Cet adieu me causa la plus atroce douleur que j’eusse jamais ressentie ; je perdis la tête et faillis m’élancer encore pour retenir l’ombre enchanteresse ; car peu à peu je m’étais assez rapproché d’elle pour être à portée de saisir le bord de son vêtement si j’eusse osé le toucher, mais je n’osai pas. J’avais oublié, il est vrai, les menaces de la légende contre ceux qui tentaient de commettre cette profanation ; j’étais seulement retenu, et comme anéanti, par un respect superstitieux ; mais un cri de désespoir sorti de ma poitrine alla vibrer jusque dons les conques marines des tritons de la fontaine.

L’ombre s’arrêta, comme retenue par la pitié.

– Que veux-tu encore ? me dit-elle. Voici le jour, je ne puis rester.

– Pourquoi donc ? Si tu le voulais !

– Je ne dois pas revoir le soleil de cette terre.

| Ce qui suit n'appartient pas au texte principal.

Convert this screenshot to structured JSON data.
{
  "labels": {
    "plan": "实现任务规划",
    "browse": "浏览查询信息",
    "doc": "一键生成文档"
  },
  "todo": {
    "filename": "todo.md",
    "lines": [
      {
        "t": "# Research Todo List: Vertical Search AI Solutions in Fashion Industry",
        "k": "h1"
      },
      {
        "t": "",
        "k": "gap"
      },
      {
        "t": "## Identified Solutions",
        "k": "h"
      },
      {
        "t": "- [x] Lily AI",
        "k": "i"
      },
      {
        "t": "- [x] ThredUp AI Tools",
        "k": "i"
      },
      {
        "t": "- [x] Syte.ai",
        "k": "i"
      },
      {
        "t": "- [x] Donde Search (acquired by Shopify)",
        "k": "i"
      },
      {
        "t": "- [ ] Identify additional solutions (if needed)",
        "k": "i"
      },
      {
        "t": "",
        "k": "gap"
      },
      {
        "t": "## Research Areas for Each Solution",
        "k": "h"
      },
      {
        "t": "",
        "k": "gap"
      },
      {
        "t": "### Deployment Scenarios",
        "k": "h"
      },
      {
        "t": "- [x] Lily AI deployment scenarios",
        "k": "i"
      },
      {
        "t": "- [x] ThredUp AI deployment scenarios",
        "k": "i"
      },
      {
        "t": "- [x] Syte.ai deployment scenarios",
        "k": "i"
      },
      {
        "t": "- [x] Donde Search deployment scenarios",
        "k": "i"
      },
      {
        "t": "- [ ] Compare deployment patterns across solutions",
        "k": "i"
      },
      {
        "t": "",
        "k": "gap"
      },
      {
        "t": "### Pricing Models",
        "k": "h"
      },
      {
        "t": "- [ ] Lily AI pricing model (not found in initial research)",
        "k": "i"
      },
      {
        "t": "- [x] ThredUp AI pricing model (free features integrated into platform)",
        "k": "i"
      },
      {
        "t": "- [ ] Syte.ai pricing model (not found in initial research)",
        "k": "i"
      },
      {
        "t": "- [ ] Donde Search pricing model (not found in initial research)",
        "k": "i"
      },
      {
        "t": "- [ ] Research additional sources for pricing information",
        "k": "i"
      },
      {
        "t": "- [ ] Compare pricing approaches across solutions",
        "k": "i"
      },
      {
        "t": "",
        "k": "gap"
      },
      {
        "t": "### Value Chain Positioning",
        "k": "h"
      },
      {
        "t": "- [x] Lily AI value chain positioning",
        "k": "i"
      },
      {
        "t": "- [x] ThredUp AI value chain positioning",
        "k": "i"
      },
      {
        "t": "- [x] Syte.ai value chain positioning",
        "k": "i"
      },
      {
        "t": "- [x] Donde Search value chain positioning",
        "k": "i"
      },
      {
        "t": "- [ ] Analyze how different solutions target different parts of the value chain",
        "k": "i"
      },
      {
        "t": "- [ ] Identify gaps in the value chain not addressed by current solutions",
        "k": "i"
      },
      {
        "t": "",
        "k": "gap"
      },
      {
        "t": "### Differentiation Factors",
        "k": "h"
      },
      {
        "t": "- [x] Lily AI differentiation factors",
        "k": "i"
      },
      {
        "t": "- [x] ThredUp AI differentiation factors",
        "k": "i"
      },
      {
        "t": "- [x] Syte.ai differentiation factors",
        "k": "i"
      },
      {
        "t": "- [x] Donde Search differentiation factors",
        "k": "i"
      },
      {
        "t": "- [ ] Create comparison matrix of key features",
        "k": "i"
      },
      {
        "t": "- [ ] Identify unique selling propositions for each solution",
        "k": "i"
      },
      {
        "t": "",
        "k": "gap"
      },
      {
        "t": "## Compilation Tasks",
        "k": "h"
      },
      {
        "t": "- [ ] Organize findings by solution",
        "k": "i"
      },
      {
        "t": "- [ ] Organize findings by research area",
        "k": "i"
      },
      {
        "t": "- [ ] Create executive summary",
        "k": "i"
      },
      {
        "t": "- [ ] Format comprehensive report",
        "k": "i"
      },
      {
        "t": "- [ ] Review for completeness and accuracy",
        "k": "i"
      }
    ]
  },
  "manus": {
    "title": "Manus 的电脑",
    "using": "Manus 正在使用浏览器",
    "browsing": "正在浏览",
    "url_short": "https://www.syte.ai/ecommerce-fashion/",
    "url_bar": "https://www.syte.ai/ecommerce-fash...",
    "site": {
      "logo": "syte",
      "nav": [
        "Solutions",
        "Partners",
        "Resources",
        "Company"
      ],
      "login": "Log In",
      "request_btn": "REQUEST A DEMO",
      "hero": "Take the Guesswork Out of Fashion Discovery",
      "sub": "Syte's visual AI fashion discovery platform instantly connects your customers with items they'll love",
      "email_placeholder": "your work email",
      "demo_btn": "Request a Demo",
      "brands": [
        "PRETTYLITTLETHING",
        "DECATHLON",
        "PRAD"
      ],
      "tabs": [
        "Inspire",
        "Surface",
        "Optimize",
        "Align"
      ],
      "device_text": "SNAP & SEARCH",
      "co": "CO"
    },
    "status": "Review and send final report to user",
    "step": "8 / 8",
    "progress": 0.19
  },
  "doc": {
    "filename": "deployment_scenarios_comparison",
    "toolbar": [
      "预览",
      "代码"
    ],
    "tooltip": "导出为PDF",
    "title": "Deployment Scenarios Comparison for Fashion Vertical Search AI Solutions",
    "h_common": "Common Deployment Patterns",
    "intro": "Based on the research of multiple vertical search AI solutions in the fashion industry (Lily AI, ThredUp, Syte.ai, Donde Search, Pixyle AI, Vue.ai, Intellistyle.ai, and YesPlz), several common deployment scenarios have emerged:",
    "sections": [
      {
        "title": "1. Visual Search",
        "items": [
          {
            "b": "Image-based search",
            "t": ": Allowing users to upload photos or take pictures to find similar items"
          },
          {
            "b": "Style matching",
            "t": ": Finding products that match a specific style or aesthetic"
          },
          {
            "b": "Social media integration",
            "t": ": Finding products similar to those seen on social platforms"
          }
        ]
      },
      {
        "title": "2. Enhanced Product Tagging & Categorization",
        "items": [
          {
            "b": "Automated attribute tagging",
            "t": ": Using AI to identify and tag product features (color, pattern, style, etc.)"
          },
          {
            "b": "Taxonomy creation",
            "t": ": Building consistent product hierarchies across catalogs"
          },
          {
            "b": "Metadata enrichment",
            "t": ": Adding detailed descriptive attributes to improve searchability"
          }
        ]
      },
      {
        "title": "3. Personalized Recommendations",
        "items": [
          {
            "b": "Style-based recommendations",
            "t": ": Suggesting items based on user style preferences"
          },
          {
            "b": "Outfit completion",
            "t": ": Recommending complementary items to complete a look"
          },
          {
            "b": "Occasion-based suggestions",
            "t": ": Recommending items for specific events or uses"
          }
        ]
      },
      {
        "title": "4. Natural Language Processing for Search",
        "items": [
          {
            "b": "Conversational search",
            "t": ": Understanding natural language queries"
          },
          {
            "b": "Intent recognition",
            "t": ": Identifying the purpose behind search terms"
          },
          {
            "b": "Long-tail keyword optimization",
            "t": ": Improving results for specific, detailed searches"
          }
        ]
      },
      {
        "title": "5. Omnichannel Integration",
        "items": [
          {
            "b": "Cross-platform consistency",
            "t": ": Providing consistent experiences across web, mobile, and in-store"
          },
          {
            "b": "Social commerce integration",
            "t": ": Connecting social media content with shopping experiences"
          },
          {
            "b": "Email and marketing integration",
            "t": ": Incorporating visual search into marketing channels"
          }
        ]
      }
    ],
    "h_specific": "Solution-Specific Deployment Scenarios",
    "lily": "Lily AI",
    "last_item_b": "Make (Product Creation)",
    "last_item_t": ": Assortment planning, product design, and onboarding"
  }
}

J’habite l’éternelle lumière d’un monde plus beau.

– Emmène-moi dans ce monde ! Je ne veux plus rester dans celui-ci ; je n’y resterai pas, je le jure, si je ne dois plus te revoir.

– Tu me reverras, sois tranquille, dit-elle. Attends l’heure où tu en seras digne, et, jusque-là, ne m’évoque plus. Je te le défends. Je veillerai sur toi comme une providence invisible, et, le jour où ton âme sera aussi pure qu’un rayon du matin, je t’apparaîtrai par la seule évocation de ton pieux désir.